I am trying to profile vectorized_elementwise_kernel in GNMT application from the source code below using Nsight compute.
I got the following command after i profile the nsight sys.
ncu --kernel-name vectorized_elementwise_kernel --launch-skip 127032 --launch-count 1 python3 -u train.py --local_rank=0 --seed 2 --train-global-batch-size 1024
However, when i run ncu, it gives me this error, unrecognised option ‘–kernel-name’
Do you know to to successfully profile the kernel from pytorch code using nsight-compute?
--kernel-name option was added in Nsight Compute version 2021.1. Looks like you are using an older version of Nsight Compute. You can use the
Please refer the “Command Line Options” section of the Nsight Compute CLI document in your local Nsight Compute installation.

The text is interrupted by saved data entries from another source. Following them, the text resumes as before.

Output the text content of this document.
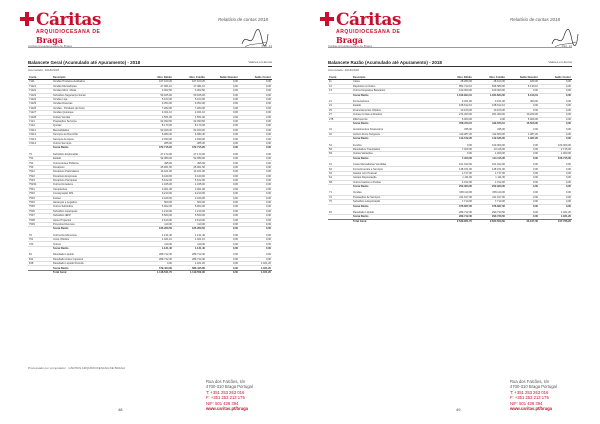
Cáritas
ARQUIDIOCESANA DE
Braga
Relatório de contas 2018
Cáritas Arquidiocesana de Braga	Pág. 13
Balancete Geral (Acumulado até Apuramento) - 2018	Valores em Euros
Acumulado: 2018/2018
Conta	Descrição	Mov. Débito	Mov. Crédito	Saldo Devedor	Saldo Credor
7111	Vendas Produtos Acabados	107.103,20	107.103,20	0,00	0,00
71121	Vendas Mercadorias	27.381,10	27.381,10	0,00	0,00
71122	Vendas Merc. Moda	3.302,50	3.302,50	0,00	0,00
71123	Subsídios Segurança Social	50.025,00	50.025,00	0,00	0,00
71124	Vendas Loja	5.103,00	5.103,00	0,00	0,00
71125	Vendas Diversas	9.354,00	9.354,00	0,00	0,00
71126	Vendas - Produtos de Feira	7.283,00	7.283,00	0,00	0,00
71127	Vendas Quiosque	2.401,10	2.401,10	0,00	0,00
71128	Outras Vendas	1.551,00	1.551,00	0,00	0,00
7121	Prestações Serviços	62.093,50	62.093,50	0,00	0,00
7122	Quotas	8.170,00	8.170,00	0,00	0,00
72111	Mensalidades	52.460,20	52.460,20	0,00	0,00
72112	Serviços ao Domicílio	6.083,40	6.083,40	0,00	0,00
72113	Serviços de Apoio	2.930,00	2.930,00	0,00	0,00
72114	Outros Serviços	285,00	285,00	0,00	0,00
	Soma Razão	372.715,20	372.715,20	0,00	0,00

75	Subsídios Exploração	27.174,00	27.174,00	0,00	0,00
751	Estado	52.380,00	52.380,00	0,00	0,00
752	Outros Entes Públicos	495,00	495,00	0,00	0,00
753	Donativos	25.961,50	25.961,50	0,00	0,00
7521	Donativos Particulares	13.421,00	13.421,00	0,00	0,00
7522	Donativos Empresas	9.440,00	9.440,00	0,00	0,00
7523	Donativos Paróquias	5.102,00	5.102,00	0,00	0,00
75232	Outros Donativos	1.345,00	1.345,00	0,00	0,00
7531	Campanhas	3.301,00	3.301,00	0,00	0,00
7532	Consignação IRS	9.210,00	9.210,00	0,00	0,00
7533	Festas	2.440,00	2.440,00	0,00	0,00
7534	Heranças e Legados	500,00	500,00	0,00	0,00
7535	Outros Subsídios	5.002,00	5.002,00	0,00	0,00
7536	Subsídios Autarquias	1.210,00	1.210,00	0,00	0,00
7537	Subsídios IEFP	5.560,00	5.560,00	0,00	0,00
7538	Apoio Projectos	2.610,00	2.610,00	0,00	0,00
7539	Proveitos Diversos	110,00	110,00	0,00	0,00
	Soma Razão	165.260,50	165.260,50	0,00	0,00

76	Outros Rendimentos	1.131,40	1.131,40	0,00	0,00
761	Juros Obtidos	1.021,10	1.021,10	0,00	0,00
762	Outros	110,30	110,30	0,00	0,00
	Soma Razão	1.131,40	1.131,40	0,00	0,00

81	Resultado Líquido	289.712,30	289.712,30	0,00	0,00
811	Resultado Antes Impostos	289.712,30	289.712,30	0,00	0,00
818	Resultado Líquido Período	0,00	1.021,20	0,00	1.021,20
	Soma Razão	579.424,60	580.445,80	0,00	1.021,20
	Total Geral	1.118.531,70	1.119.552,90	0,00	1.021,20
Processado por computador · CÁRITAS ARQUIDIOCESANA DE BRAGA
Rua dos Falcões, s/n
4700-310 Braga Portugal
T: +351 253 263 016
F: +351 253 213 175
NIF: 501 436 394
www.caritas.pt/braga
48
Cáritas
ARQUIDIOCESANA DE
Braga
Relatório de contas 2018
Cáritas Arquidiocesana de Braga	Pág. 14
Balancete Razão (Acumulado até Apuramento) - 2018	Valores em Euros
Acumulado: 2018/2018
Conta	Descrição	Mov. Débito	Mov. Crédito	Saldo Devedor	Saldo Credor
11	Caixa	28.284,00	28.104,00	180,00	0,00
12	Depósitos à Ordem	852.710,10	846.580,00	6.130,10	0,00
13	Outros Depósitos Bancários	160.000,00	160.000,00	0,00	0,00
	Soma Razão	1.040.994,10	1.034.684,00	6.310,10	0,00

21	Fornecedores	3.461,00	3.161,00	300,00	0,00
24	Estado	168.612,10	168.612,10	0,00	0,00
25	Financiamentos Obtidos	10.100,00	10.100,00	0,00	0,00
27	Outras Contas a Receber	271.200,00	261.000,00	10.200,00	0,00
278	Diferimentos	5.000,00	0,00	5.000,00	0,00
	Soma Razão	458.373,10	442.873,10	15.500,00	0,00

31	Investimentos Financeiros	335,00	335,00	0,00	0,00
32	Activos Fixos Tangíveis	113.387,20	112.000,00	1.387,20	0,00
	Soma Razão	113.722,20	112.335,00	1.387,20	0,00

51	Fundos	0,00	103.000,00	0,00	103.000,00
56	Resultados Transitados	7.400,00	10.115,00	0,00	2.715,00
59	Outras Variações	0,00	1.000,00	0,00	1.000,00
	Soma Razão	7.400,00	114.115,00	0,00	106.715,00

61	Custo Mercadorias Vendidas	101.012,00	101.012,00	0,00	0,00
62	Fornecimentos e Serviços	148.071,00	148.071,00	0,00	0,00
63	Gastos com Pessoal	1.717,00	1.717,00	0,00	0,00
64	Gastos Depreciação	1.111,00	1.111,00	0,00	0,00
68	Outros Gastos e Perdas	1.012,00	1.012,00	0,00	0,00
	Soma Razão	252.923,00	252.923,00	0,00	0,00

71	Vendas	158.110,00	158.110,00	0,00	0,00
72	Prestações de Serviços	211.017,00	211.017,00	0,00	0,00
75	Subsídios à Exploração	7.710,00	7.710,00	0,00	0,00
	Soma Razão	376.837,00	376.837,00	0,00	0,00

81	Resultado Líquido	289.712,30	290.733,50	0,00	1.021,20
	Soma Razão	289.712,30	290.733,50	0,00	1.021,20
	Total Geral	2.539.961,70	2.624.500,60	23.197,30	107.736,20
Rua dos Falcões, s/n
4700-310 Braga Portugal
T: +351 253 263 016
F: +351 253 213 175
NIF: 501 436 394
www.caritas.pt/braga
49
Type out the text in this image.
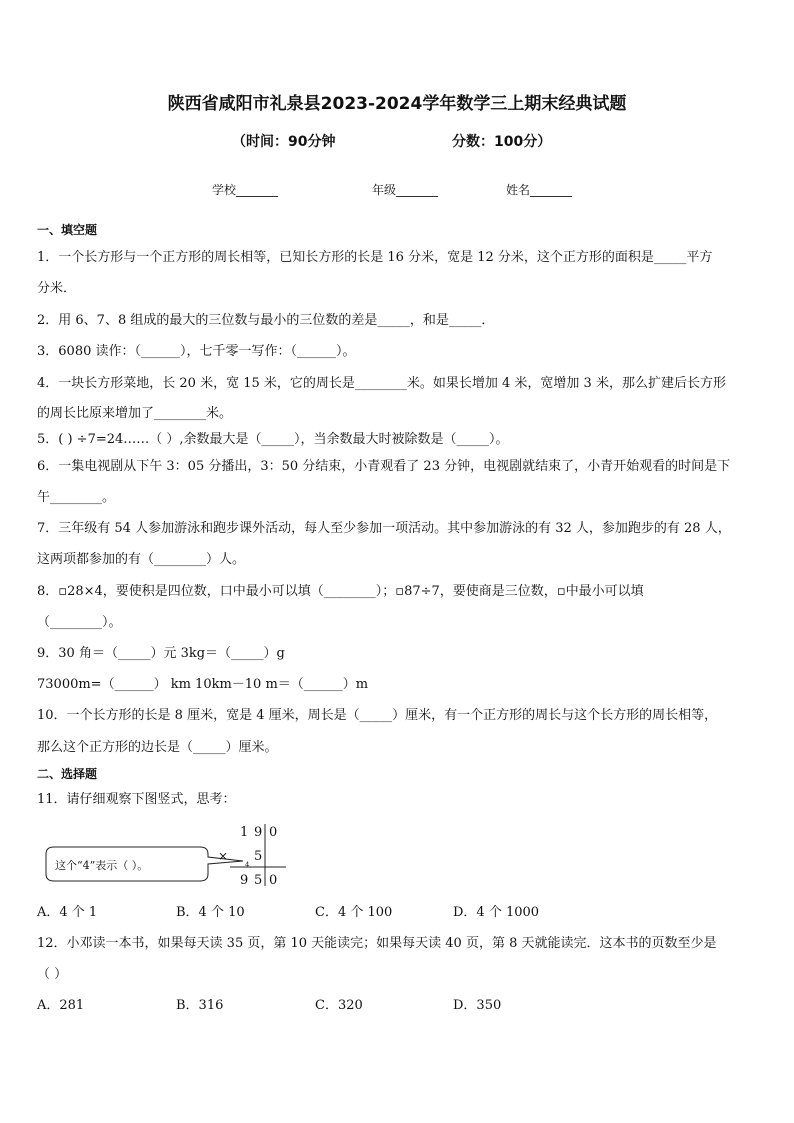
陕西省咸阳市礼泉县2023-2024学年数学三上期末经典试题
（时间：90分钟	分数：100分）
学校_______	年级_______	姓名_______
一、填空题
1．一个长方形与一个正方形的周长相等，已知长方形的长是 16 分米，宽是 12 分米，这个正方形的面积是_____平方
分米．
2．用 6、7、8 组成的最大的三位数与最小的三位数的差是_____，和是_____．
3．6080 读作：（______），七千零一写作：（______）。
4．一块长方形菜地，长 20 米，宽 15 米，它的周长是________米。如果长增加 4 米，宽增加 3 米，那么扩建后长方形
的周长比原来增加了________米。
5．( ) ÷7=24……（ ）,余数最大是（_____），当余数最大时被除数是（_____）。
6．一集电视剧从下午 3：05 分播出，3：50 分结束，小青观看了 23 分钟，电视剧就结束了，小青开始观看的时间是下
午________。
7．三年级有 54 人参加游泳和跑步课外活动，每人至少参加一项活动。其中参加游泳的有 32 人，参加跑步的有 28 人，
这两项都参加的有（________）人。
8．▫28×4，要使积是四位数，口中最小可以填（________）；▫87÷7，要使商是三位数，▫中最小可以填
（________）。
9．30 角＝（_____）元 3kg＝（_____）g
73000m=（______） km 10km－10 m＝（______）m
10．一个长方形的长是 8 厘米，宽是 4 厘米，周长是（_____）厘米，有一个正方形的周长与这个长方形的周长相等，
那么这个正方形的边长是（_____）厘米。
二、选择题
11．请仔细观察下图竖式，思考：
这个“4”表示（ ）。
1 9 0
× 5
4
9 5 0
A．4 个 1	B．4 个 10	C．4 个 100	D．4 个 1000
12．小邓读一本书，如果每天读 35 页，第 10 天能读完；如果每天读 40 页，第 8 天就能读完．这本书的页数至少是
（ ）
A．281	B．316	C．320	D．350
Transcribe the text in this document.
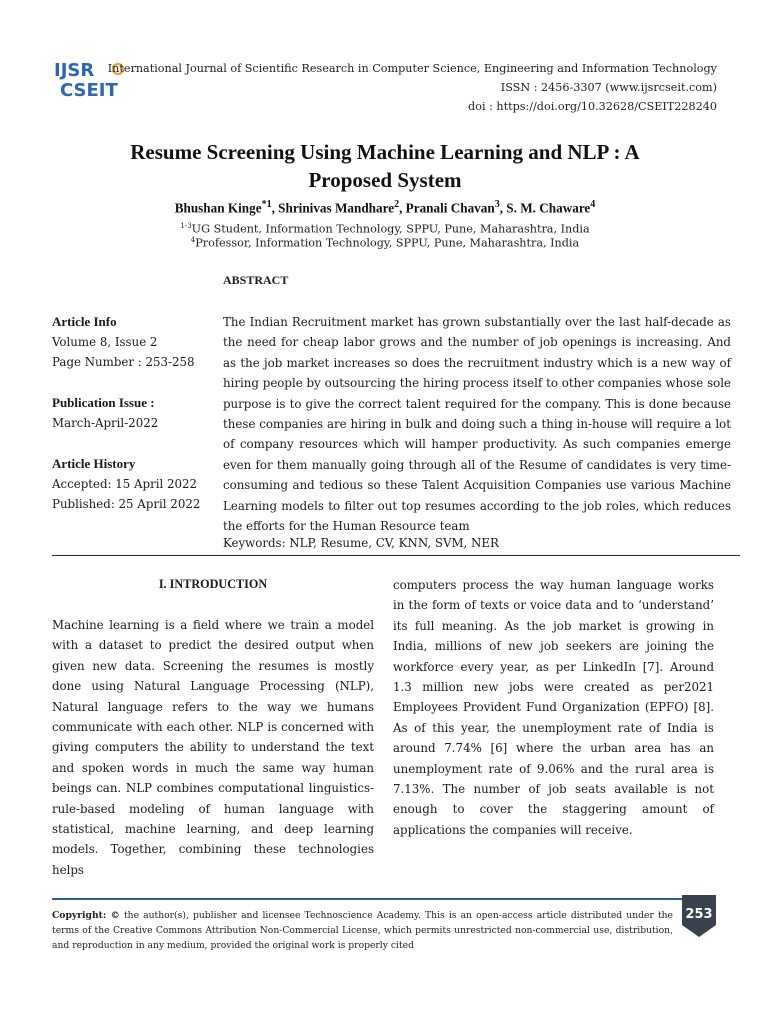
IJSR
CSEIT
International Journal of Scientific Research in Computer Science, Engineering and Information Technology
ISSN : 2456-3307 (www.ijsrcseit.com)
doi : https://doi.org/10.32628/CSEIT228240
Resume Screening Using Machine Learning and NLP : A
Proposed System
Bhushan Kinge$^{*1}$, Shrinivas Mandhare$^2$, Pranali Chavan$^3$, S. M. Chaware$^4$
$^{1-3}$UG Student, Information Technology, SPPU, Pune, Maharashtra, India
$^4$Professor, Information Technology, SPPU, Pune, Maharashtra, India
ABSTRACT
Article Info
Volume 8, Issue 2
Page Number : 253-258
Publication Issue :
March-April-2022
Article History
Accepted: 15 April 2022
Published: 25 April 2022
The Indian Recruitment market has grown substantially over the last half-decade as the need for cheap labor grows and the number of job openings is increasing. And as the job market increases so does the recruitment industry which is a new way of hiring people by outsourcing the hiring process itself to other companies whose sole purpose is to give the correct talent required for the company. This is done because these companies are hiring in bulk and doing such a thing in-house will require a lot of company resources which will hamper productivity. As such companies emerge even for them manually going through all of the Resume of candidates is very time-consuming and tedious so these Talent Acquisition Companies use various Machine Learning models to filter out top resumes according to the job roles, which reduces the efforts for the Human Resource team
Keywords: NLP, Resume, CV, KNN, SVM, NER
I. INTRODUCTION
Machine learning is a field where we train a model with a dataset to predict the desired output when given new data. Screening the resumes is mostly done using Natural Language Processing (NLP), Natural language refers to the way we humans communicate with each other. NLP is concerned with giving computers the ability to understand the text and spoken words in much the same way human beings can. NLP combines computational linguistics- rule-based modeling of human language with statistical, machine learning, and deep learning models. Together, combining these technologies helps
computers process the way human language works in the form of texts or voice data and to ‘understand’ its full meaning. As the job market is growing in India, millions of new job seekers are joining the workforce every year, as per LinkedIn [7]. Around 1.3 million new jobs were created as per2021 Employees Provident Fund Organization (EPFO) [8]. As of this year, the unemployment rate of India is around 7.74% [6] where the urban area has an unemployment rate of 9.06% and the rural area is 7.13%. The number of job seats available is not enough to cover the staggering amount of applications the companies will receive.
Copyright: © the author(s), publisher and licensee Technoscience Academy. This is an open-access article distributed under the terms of the Creative Commons Attribution Non-Commercial License, which permits unrestricted non-commercial use, distribution, and reproduction in any medium, provided the original work is properly cited
253
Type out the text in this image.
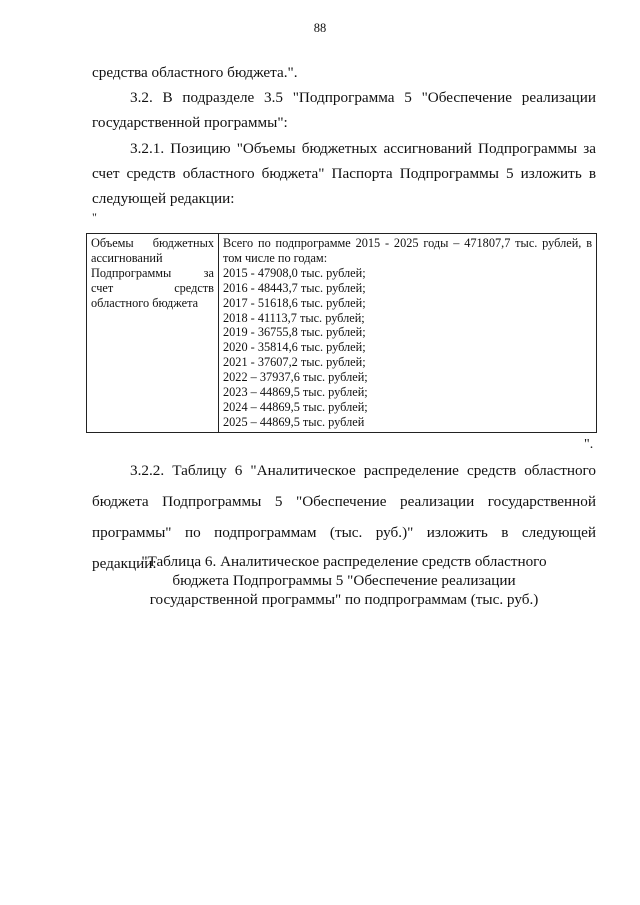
88
средства областного бюджета.".
3.2. В подразделе 3.5 "Подпрограмма 5 "Обеспечение реализации
государственной программы":
3.2.1. Позицию "Объемы бюджетных ассигнований Подпрограммы за
счет средств областного бюджета" Паспорта Подпрограммы 5 изложить в
следующей редакции:
"
Объемы бюджетных
ассигнований
Подпрограммы за
счет средств
областного бюджета

Всего по подпрограмме 2015 - 2025 годы – 471807,7 тыс. рублей, в
том числе по годам:
2015 - 47908,0 тыс. рублей;
2016 - 48443,7 тыс. рублей;
2017 - 51618,6 тыс. рублей;
2018 - 41113,7 тыс. рублей;
2019 - 36755,8 тыс. рублей;
2020 - 35814,6 тыс. рублей;
2021 - 37607,2 тыс. рублей;
2022 – 37937,6 тыс. рублей;
2023 – 44869,5 тыс. рублей;
2024 – 44869,5 тыс. рублей;
2025 – 44869,5 тыс. рублей
".
3.2.2. Таблицу 6 "Аналитическое распределение средств областного
бюджета Подпрограммы 5 "Обеспечение реализации государственной
программы" по подпрограммам (тыс. руб.)" изложить в следующей редакции:
"Таблица 6. Аналитическое распределение средств областного
бюджета Подпрограммы 5 "Обеспечение реализации
государственной программы" по подпрограммам (тыс. руб.)
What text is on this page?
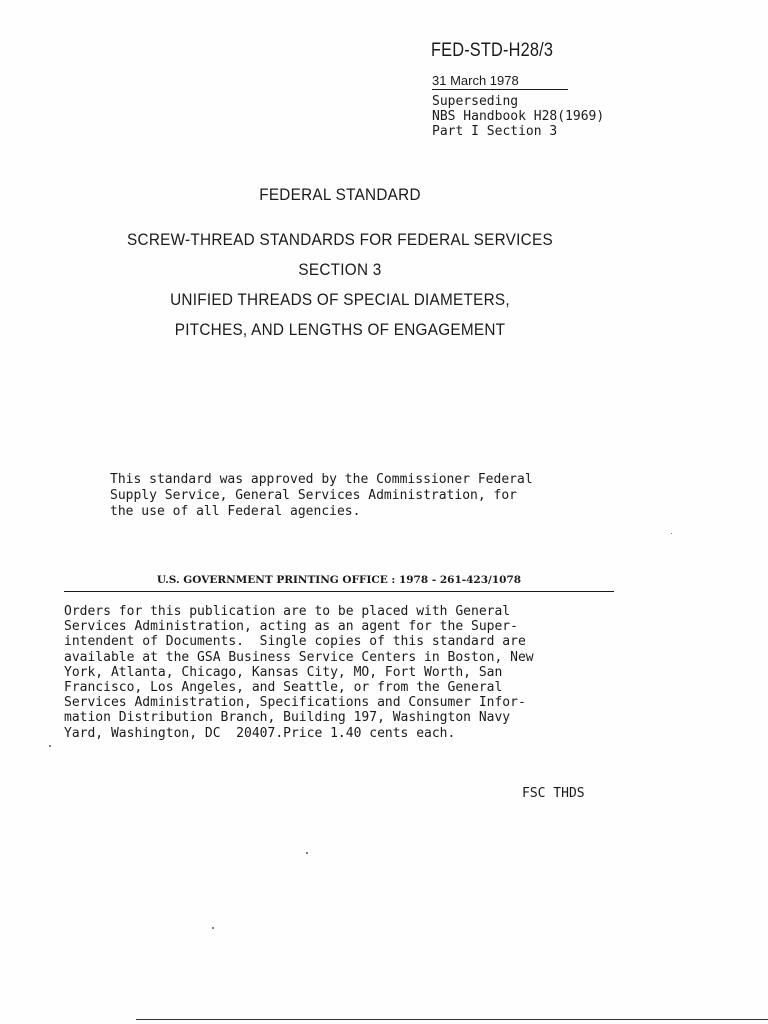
FED-STD-H28/3
31 March 1978
Superseding
NBS Handbook H28(1969)
Part I Section 3
FEDERAL STANDARD
SCREW-THREAD STANDARDS FOR FEDERAL SERVICES
SECTION 3
UNIFIED THREADS OF SPECIAL DIAMETERS,
PITCHES, AND LENGTHS OF ENGAGEMENT
This standard was approved by the Commissioner Federal
Supply Service, General Services Administration, for
the use of all Federal agencies.
U.S. GOVERNMENT PRINTING OFFICE : 1978 - 261-423/1078
Orders for this publication are to be placed with General
Services Administration, acting as an agent for the Super-
intendent of Documents.  Single copies of this standard are
available at the GSA Business Service Centers in Boston, New
York, Atlanta, Chicago, Kansas City, MO, Fort Worth, San
Francisco, Los Angeles, and Seattle, or from the General
Services Administration, Specifications and Consumer Infor-
mation Distribution Branch, Building 197, Washington Navy
Yard, Washington, DC  20407.Price 1.40 cents each.
FSC THDS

Thanks for your response! I am currently using Nsight Compute version of 2022.1.0. I switched to --kernel-regex option and it is working. :-) I will run the entire application through to the completion to check the output.
--kernel-name option is supported in Nsight Compute version of 2022.1.0.
I switched to --kernel-regex option and it is working.
Did you switch when using the older version of Nsight Compute?
Sorry for the confusion. Right, i am using the older version of Nsight Compute. Version 2020.3.0.0. Now i understand why --kernel-name is not supported. Thanks!